Here’s the video of my daughter talking about being bullied for ‘boy shoes made a couple months ago. Please share your stories so parents start to understand the epidemic that gender bullying has become, in preschool and beyond.

9 thoughts on “My daughter teased for ‘boy’ shoes on soccer field

  1. Pingback: The week in inspiring females – Lauren Cochrane

  2. Go check out Epbot.com with your wee geekling. Loads of awesome gals who LOVE Star Wars and all things Sci-Fi. The blogger behind it all often highlights and sends massive internet-hugs to young girls who are getting teased for the things they love.

    • Thanks Zea, will check it out. It bugs me that I have to search for this stuff, like its some lost, hidden, or harder to find special interest genre while the gender dichotomy is pushed in our face everywhere you look.

      Margot

  3. I read this over on Jezebel, but thought I’d reply here. Please tell your daughter that I think Star Wars is awesome. My 26-year-old (smart, talented and, yes, beautiful too) daughter is dressed as a Jedi knight for some very fancy Halloween parties this year. I don’t think anyone would have questioned her wearing Star Wars sneakers 22 years ago — and she would have if we had ever seen them. Try reading Patricia C. Wrede’s Dealing With Dragons books to your daughter. The protagonist is a princess who hates being a princess and runs away to establish her own life. I can assure you that she does not get rescued by a prince.

  4. I am now 62 and my entire life I have been told that I should care what other people think about me. I remember being about your daughter’s age and telling the bullies I did not care what they thought about me. I remember them complaining to my parents when I said that to them.

    All that matters is what your daughter thinks about herself. She liked those shoes, so you bought them for her because you liked them too. That’s all that matters.

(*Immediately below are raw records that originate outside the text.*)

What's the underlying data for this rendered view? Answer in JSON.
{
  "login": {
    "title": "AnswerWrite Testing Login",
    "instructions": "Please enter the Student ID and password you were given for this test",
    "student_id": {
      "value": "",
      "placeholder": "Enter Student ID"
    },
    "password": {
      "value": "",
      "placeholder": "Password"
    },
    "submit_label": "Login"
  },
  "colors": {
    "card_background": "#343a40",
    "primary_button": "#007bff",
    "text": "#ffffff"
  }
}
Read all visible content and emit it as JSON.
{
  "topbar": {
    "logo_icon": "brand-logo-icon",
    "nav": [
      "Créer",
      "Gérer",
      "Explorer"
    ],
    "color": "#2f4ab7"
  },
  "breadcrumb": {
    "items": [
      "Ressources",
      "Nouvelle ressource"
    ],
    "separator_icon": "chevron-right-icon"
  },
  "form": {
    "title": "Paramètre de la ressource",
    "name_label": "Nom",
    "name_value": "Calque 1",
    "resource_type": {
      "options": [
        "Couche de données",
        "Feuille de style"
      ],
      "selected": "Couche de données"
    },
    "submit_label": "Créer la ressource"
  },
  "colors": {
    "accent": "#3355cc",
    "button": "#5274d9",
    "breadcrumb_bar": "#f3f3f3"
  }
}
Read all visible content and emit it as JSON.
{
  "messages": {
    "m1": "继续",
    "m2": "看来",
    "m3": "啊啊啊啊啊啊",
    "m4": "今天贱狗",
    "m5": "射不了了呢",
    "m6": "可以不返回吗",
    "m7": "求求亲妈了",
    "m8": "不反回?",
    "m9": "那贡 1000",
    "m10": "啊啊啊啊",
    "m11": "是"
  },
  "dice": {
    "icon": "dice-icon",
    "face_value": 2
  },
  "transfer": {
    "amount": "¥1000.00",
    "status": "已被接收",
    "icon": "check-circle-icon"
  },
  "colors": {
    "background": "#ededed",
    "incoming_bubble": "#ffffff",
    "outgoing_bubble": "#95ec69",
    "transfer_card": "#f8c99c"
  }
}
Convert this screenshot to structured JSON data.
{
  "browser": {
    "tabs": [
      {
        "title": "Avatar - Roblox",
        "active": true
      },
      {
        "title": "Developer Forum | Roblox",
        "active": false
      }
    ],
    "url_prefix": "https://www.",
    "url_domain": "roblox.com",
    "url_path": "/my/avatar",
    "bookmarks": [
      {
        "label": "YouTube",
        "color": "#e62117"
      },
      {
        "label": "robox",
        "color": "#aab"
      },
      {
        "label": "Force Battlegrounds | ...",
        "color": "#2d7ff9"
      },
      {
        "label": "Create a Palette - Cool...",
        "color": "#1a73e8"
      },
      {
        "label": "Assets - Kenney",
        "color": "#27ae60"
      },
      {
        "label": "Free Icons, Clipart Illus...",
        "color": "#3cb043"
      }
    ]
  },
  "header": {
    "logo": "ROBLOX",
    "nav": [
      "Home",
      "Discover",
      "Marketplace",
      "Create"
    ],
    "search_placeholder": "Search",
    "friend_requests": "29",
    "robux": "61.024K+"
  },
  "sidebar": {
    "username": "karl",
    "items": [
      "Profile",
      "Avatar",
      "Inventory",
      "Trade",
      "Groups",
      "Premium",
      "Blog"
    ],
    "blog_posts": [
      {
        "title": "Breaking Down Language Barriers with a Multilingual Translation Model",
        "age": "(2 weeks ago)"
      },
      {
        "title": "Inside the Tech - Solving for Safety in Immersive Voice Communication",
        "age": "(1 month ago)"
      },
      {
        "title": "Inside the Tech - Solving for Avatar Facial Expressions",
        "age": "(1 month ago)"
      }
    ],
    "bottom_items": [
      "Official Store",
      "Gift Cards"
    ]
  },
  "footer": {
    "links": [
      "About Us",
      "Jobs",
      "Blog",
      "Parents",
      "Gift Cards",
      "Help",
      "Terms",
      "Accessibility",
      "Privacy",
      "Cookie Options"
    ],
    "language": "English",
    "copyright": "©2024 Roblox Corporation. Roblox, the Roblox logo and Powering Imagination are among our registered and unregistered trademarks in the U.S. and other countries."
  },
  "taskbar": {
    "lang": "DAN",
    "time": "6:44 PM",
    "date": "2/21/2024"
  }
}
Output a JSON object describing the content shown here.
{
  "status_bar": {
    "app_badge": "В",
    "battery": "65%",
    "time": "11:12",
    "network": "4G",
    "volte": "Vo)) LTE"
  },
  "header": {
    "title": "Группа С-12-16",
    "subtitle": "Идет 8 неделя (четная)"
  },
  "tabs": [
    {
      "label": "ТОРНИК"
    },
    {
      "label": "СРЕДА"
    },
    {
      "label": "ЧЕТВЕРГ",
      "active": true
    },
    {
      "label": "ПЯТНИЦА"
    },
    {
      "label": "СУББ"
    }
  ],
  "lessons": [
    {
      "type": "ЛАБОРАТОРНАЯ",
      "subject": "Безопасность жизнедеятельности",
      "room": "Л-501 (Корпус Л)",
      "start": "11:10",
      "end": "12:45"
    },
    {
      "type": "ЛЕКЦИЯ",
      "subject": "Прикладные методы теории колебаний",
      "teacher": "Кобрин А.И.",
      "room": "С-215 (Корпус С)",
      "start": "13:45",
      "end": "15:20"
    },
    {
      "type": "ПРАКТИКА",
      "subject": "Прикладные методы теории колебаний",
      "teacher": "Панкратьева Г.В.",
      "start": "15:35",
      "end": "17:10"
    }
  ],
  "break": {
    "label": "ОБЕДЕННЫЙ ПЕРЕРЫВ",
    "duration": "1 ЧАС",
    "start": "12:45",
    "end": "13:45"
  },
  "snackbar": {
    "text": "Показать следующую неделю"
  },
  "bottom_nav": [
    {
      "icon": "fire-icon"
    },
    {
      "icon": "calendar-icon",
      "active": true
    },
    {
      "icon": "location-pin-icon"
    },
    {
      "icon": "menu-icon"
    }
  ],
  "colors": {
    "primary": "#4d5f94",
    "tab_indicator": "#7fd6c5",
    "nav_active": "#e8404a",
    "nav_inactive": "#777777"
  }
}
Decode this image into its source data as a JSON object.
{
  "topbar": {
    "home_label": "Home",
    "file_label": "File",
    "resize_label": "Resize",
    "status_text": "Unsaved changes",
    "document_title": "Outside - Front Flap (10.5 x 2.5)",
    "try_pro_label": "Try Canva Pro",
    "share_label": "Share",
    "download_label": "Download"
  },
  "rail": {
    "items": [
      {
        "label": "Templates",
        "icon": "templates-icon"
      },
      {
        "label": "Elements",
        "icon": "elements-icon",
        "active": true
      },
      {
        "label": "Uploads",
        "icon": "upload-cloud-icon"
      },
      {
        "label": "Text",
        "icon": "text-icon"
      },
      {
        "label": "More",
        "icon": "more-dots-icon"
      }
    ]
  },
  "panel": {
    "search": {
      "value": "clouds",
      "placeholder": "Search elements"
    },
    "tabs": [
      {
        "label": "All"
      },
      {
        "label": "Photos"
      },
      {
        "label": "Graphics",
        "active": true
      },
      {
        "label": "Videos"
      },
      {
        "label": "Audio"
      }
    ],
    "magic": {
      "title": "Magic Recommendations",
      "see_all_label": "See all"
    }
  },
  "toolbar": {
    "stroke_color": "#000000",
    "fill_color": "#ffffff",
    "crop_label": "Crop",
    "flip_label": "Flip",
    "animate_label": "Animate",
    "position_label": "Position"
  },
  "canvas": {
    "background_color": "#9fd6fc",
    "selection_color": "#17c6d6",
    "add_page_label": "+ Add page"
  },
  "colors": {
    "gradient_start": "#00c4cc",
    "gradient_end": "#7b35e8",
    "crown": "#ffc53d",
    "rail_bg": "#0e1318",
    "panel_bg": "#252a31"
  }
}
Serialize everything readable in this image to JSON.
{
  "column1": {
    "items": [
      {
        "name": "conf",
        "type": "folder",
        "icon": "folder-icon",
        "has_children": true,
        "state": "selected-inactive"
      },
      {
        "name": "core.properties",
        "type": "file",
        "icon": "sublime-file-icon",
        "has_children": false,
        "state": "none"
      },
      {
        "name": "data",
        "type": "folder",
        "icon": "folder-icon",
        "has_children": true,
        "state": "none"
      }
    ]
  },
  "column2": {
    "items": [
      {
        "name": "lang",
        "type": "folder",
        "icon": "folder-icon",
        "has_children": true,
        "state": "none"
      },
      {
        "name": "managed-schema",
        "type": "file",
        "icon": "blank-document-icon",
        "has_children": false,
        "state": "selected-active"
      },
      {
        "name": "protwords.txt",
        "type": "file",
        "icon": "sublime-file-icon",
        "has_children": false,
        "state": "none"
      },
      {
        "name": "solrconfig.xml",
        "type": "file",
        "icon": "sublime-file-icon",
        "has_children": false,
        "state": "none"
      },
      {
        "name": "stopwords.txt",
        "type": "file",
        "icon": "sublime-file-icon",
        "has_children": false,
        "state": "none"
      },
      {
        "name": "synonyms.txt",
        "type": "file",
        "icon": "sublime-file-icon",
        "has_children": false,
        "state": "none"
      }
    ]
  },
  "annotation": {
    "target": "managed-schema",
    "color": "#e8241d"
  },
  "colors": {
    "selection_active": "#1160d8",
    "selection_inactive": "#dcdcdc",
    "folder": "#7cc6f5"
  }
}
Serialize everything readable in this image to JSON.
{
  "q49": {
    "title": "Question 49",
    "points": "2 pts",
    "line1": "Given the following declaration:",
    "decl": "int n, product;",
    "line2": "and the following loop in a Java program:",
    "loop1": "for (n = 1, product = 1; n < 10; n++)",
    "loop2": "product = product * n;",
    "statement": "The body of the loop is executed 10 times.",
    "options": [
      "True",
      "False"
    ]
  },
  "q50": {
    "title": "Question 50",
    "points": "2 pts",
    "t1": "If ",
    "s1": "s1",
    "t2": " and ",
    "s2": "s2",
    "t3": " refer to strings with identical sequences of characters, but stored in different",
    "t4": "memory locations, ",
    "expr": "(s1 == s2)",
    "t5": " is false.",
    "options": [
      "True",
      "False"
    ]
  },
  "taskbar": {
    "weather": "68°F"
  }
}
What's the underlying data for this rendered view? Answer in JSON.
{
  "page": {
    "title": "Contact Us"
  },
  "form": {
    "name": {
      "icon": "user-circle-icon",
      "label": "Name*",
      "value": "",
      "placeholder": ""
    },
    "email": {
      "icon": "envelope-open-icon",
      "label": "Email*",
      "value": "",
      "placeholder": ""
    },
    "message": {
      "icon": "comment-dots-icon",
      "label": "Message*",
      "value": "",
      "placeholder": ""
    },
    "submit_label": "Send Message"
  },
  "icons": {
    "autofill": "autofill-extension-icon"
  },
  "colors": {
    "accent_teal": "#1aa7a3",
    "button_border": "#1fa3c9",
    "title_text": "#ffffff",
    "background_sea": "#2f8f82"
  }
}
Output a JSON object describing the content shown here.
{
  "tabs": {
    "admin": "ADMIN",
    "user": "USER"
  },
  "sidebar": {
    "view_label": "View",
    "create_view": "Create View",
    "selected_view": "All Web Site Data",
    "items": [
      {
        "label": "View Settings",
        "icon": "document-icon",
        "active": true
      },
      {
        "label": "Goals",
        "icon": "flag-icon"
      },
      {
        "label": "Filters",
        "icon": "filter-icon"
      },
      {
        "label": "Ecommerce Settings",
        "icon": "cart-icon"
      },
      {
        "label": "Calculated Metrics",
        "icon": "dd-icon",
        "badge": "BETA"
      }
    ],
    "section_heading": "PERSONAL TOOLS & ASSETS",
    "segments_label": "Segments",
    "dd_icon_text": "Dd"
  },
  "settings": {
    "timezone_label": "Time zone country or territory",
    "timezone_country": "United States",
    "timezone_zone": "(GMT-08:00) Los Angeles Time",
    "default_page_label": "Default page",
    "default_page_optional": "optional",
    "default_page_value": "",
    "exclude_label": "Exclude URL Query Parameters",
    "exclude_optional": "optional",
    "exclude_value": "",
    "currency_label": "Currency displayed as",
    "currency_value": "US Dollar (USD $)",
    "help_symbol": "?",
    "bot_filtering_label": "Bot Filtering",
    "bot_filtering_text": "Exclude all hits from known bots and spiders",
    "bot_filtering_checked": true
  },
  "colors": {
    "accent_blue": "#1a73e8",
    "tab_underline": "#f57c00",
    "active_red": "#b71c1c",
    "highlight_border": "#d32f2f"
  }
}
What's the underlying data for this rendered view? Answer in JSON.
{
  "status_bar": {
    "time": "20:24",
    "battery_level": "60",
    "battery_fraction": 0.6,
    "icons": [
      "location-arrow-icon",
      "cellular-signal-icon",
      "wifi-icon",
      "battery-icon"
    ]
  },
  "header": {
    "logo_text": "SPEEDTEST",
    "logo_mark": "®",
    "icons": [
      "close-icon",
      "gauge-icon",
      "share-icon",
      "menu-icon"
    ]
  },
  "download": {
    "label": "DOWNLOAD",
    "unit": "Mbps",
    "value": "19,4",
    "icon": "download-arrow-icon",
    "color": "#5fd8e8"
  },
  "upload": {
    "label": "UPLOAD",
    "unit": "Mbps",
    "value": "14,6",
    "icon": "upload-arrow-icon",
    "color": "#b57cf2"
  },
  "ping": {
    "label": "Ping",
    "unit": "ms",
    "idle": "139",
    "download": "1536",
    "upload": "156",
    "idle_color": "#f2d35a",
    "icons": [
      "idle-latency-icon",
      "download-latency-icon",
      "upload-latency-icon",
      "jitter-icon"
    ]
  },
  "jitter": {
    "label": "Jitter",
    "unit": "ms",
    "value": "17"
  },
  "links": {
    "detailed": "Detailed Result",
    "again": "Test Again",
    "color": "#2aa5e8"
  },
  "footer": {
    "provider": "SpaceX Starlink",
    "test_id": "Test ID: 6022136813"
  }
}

    The educator, comedian and actor Bill Cosby has a great come back for a child who is insulted by another child. He suggests they say, “SO.”

    Imagine if your daughter had said that to the girl who was jealous of her shoes and instead of crying when that brat said, “You have boy shoes,” your daughter had said, “So.”

  5. You know, what’s even worse: when you’re a grown up but you have to wear pink shoes because the colour of shoes you like are only available in men sizes. *heavy sigh* Not even kidding. I bought brand shoes and the only difference between the shoes for women and men … are the colours. Otherwise it’s the same shoe. What the heck. Well, I don’t care if the shoes are pink but it’s crazy that you can’t get much of a choice … unless you can wear men size shoes. Which I can’t. /: Meh. (Also, sport shoes are often seriously ugly, omg. Then again, I know nothing about shoes.)